I would make a few changes.
- It seems strange that you are doing
filterPrimes for all numbers between 2 and max / 2 , for an "actual" sieve you only need to do filterPrimes for all primes between 2 and sqrt(max) . - It also seems strange that you are using a var and a for loop. To make this a “functional” way, I would use a recursive function instead.
- Instead of doing
filterPrimes all over the list, you can collect primes as you go; no need to throw them through the filter again and again. - This is rather strange for
map , and then filter , how you do it, since the map just determines which elements to filter, you can do the same using only the filter.
So here is my first attempt at these changes:
def filterFactors(seed: Int, xs: List[Int]) = { xs.filter(x => x % seed != 0) } def sieve(max: Int) = { def go(xs: List[Int]) : List[Int] = xs match { case y :: ys => { if (y*y > max) y :: ys else y :: go(filterFactors(y, ys)) } case Nil => Nil } go((2 to max).toList) }
However, this reflects my Haskell bias and has a huge flaw: it will take up a huge amount of stack space due to the recursive call of y :: go(...) in the go helper function. Running sieve(1000000) led to "OutOfMemoryError" for me.
Try using the generic FP trick: tail recursion with batteries.
def sieve(max: Int) = { def go(xs: List[Int], acc: List[Int]) : List[Int] = xs match { case y :: ys => { if (y*y > max) acc.reverse ::: (y :: ys) else go(filterFactors(y, ys), y :: acc) } case Nil => Nil } go((2 to max).toList, Nil) }
By adding a battery value, we can write the auxiliary function go in a tail recursive form, thereby avoiding the huge glass problem. (Haskell's evaluation strategy is very different, so it does not need any benefits from tail recursion)
Now compare speed with the imperative, mutation-based approach.

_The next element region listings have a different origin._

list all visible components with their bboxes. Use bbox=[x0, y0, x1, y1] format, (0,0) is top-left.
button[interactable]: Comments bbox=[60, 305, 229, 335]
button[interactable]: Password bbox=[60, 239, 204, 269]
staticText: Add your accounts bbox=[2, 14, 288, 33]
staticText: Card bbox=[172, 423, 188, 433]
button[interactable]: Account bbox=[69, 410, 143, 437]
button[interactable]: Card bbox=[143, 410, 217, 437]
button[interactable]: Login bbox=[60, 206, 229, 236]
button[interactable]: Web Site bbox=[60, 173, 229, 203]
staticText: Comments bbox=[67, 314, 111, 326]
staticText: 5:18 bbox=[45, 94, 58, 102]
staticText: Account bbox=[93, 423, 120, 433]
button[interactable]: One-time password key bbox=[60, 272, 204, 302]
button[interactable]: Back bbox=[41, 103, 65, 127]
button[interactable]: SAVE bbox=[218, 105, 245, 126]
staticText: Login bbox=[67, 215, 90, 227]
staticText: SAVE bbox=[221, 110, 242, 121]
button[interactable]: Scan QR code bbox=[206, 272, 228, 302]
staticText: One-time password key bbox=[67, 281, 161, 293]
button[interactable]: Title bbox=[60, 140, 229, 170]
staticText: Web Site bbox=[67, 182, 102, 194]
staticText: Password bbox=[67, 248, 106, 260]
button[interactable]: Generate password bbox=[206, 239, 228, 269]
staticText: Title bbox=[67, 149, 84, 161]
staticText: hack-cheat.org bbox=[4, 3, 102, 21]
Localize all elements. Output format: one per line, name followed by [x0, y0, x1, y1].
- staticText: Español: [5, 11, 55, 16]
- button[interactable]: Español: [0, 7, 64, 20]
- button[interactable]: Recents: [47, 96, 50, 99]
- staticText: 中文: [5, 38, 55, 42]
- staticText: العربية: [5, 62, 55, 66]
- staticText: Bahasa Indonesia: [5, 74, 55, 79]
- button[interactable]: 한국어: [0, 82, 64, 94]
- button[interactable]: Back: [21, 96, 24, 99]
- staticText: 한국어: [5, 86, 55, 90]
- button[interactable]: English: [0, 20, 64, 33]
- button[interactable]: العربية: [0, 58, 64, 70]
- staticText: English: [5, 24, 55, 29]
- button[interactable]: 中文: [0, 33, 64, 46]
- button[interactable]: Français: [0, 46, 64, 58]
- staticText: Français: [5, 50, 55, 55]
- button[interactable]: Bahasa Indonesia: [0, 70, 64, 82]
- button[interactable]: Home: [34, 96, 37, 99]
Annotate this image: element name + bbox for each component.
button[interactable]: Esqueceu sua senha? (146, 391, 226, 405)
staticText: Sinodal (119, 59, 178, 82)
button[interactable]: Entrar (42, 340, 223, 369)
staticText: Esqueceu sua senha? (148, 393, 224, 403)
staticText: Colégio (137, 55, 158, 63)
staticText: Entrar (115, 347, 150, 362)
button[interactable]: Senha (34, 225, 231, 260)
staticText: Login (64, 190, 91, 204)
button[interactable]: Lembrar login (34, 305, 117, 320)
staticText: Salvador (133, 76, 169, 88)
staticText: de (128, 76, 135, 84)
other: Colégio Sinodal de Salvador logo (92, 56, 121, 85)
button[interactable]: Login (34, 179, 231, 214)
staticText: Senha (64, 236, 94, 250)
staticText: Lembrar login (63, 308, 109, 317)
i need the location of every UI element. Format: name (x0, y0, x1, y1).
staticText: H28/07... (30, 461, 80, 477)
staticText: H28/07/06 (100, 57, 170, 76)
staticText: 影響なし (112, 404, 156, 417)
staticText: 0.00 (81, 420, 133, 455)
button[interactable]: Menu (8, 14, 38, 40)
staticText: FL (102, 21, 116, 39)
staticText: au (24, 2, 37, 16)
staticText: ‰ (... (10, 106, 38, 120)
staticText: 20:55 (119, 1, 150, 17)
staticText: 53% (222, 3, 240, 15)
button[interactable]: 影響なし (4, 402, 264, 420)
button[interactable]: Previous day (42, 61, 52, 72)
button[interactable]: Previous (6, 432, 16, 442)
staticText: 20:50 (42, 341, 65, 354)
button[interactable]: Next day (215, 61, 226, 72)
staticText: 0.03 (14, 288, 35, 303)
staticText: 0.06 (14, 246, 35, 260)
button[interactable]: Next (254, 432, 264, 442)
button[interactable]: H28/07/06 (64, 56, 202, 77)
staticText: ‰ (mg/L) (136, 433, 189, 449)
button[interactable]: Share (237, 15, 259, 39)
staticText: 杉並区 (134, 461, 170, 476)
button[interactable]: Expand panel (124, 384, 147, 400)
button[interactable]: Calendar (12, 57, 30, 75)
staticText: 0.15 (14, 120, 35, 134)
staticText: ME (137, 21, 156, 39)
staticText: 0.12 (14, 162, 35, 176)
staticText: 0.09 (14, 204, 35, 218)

def mutationSieve (max: Int) = { var arr: Array[Option[Int]] = (2 to max).map (x => Some (x)).toArray var i = 0 var seed = (arr (i)).get while (seed * seed < max) { for (j: Int <- (i + seed) to (max - 2) by seed) { arr (j) = None } i += 1 while (arr (i).isEmpty) { i += 1 } seed = (arr (i)).get } arr.flatten }
Here I use Array[Option[Int]] and “cross out” the number, replacing its entry with “No”. There is a small portion of optimization opportunities; perhaps a slight speedup can be obtained using the bools array, where the index represents a specific number. Whatever.
Using very primitive technologies (carefully placed calls to new Date() ...) I compared the functional version about 6 times slower than the actual version. It is clear that both approaches have the same complexity in time, but the constant factors associated with programming with linked lists are costly.
I also compared your version using Math.sqrt(max).ceil.toInt instead of max / 2 : it was about 15 times slower than the functional version presented here. Interestingly, it is estimated 1 that approximately 1 out of every 7 numbers between 1 and 1000 ( sqrt(1000000) ) is prime (1 / ln (1000)), so a significant part of the slowdown may be due to the fact that you loop on each separate room, while I perform my function only for every simple one. Of course, if it took 15 times to complete ~ 1000 iterations, it would take ~ 7500x to complete 500,000 iterations , so your source code is painfully slow.